Is data safe with encryption?

Encryption technology in security is widely used as an effective means, and the number of companies that have introduced encryption measures is increasing.

However, it is easy to overlook the management of “encryption keys” that are required for encryption.

If the encryption key is stolen, there is a risk of misuse of encrypted important data. It has a very large impact on companies and organizations, such as leakage of confidential corporate information and damage caused by credit card counterfeiting. Therefore, not only encryption, but also safe management of encryption keys is an important point in data protection.

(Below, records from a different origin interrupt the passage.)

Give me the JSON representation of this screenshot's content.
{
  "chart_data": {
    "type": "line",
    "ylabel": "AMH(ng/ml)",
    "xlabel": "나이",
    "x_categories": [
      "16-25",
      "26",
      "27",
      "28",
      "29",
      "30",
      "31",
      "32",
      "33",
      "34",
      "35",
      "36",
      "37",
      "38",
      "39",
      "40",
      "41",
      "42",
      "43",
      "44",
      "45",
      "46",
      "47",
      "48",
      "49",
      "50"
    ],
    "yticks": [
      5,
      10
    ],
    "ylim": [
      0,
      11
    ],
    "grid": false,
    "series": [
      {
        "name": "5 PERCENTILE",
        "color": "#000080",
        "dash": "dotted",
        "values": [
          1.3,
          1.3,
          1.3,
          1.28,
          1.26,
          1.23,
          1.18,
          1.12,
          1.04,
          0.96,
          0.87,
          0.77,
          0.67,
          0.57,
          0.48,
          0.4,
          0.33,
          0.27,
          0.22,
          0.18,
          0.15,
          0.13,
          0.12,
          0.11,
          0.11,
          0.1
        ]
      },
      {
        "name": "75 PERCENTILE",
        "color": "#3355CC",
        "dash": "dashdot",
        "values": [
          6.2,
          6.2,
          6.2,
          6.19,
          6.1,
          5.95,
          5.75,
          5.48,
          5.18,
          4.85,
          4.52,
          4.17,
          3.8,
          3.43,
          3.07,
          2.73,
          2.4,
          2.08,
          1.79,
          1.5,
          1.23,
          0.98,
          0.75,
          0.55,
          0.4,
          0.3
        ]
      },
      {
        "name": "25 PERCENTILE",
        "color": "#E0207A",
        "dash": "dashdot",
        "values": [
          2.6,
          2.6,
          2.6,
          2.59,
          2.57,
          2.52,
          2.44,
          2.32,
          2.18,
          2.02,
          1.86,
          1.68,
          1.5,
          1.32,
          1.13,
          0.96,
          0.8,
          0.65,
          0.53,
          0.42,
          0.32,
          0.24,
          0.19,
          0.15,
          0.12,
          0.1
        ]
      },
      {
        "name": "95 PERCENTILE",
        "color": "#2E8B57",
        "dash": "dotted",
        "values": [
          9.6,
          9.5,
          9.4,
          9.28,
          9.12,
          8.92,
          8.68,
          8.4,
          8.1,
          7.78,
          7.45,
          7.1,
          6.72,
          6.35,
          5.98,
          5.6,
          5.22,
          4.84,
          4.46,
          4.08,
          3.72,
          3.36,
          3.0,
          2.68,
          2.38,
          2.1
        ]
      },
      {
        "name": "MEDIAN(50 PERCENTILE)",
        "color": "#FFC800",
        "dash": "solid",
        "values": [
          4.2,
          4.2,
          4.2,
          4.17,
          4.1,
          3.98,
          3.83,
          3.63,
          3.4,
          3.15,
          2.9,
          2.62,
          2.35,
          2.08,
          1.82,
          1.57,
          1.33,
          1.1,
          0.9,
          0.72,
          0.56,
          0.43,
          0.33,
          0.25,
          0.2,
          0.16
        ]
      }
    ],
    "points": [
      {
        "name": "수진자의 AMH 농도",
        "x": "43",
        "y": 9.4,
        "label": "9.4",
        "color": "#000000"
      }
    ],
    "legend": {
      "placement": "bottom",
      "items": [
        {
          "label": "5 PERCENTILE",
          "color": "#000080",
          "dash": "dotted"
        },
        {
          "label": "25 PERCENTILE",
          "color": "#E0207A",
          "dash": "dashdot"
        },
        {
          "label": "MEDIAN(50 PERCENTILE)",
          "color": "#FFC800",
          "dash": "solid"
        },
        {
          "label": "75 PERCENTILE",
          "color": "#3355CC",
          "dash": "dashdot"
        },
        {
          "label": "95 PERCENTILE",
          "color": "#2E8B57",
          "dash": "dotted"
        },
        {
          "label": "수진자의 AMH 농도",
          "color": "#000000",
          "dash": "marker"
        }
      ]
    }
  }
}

What are the countermeasures?

In order to protect the data safely, by encrypting the data and applying strong access restrictions (segregation of duties)to the encryption key used at that time, create a mechanism that only specific administrators can access the encryption key. is effective.By separating the encrypted data and the encryption key using ahardware security module (HSM) and protecting the encryption key with robust hardware, it is possible to prevent the encryption key from being leaked to the outside.

What is HSM? - crypto key vault

Hardware Security Module (Hardware​ ​ S ecurity  Abbreviation for Module. The key lifecycle (generation/storage/distribution/use/disposal) can be managed and all cryptographic processing can be performed within a secure HSM that is tamper-resistant^*1. We have also obtained various certifications (FIPS140-2 Level 2/3, Common Criteria). Macnica handles products from Gemalto (formerly SafeNet) and Thales, two of the top HSM companies in Japan and overseas, and has a proven track record in government, finance, enterprise, and payment networks.

*1 Tamper resistance: (1) physical or (2) logical difficulty in reading internal information. In HSM, data is safely protected by a mechanism that erases data when the housing is opened and a division of duties function.

normal encryption

Normally, the encryption key is developed in the memory of the host server, encryption/decryption processing is performed, and the encryption key is stored together with the encrypted data in the host server. Then, if you are attacked by an unauthorized accessor, the encrypted data and the encryption key will be stolen together and easily decrypted, and the encryption will be wasted.

HSM encryption & key management

In order to prevent decryption of encrypted data by unauthorized access, it is effective to separate encrypted data and encryption keys and perform key management with HSM. Keys are stored inside the hardware and strict access control is performed. Since the HSM does not have a mechanism to release the key outside the HSM ^{* 2}, the encryption key cannot be stolen.

*2 In the case of Thales products, the master key is not exposed outside the HSM.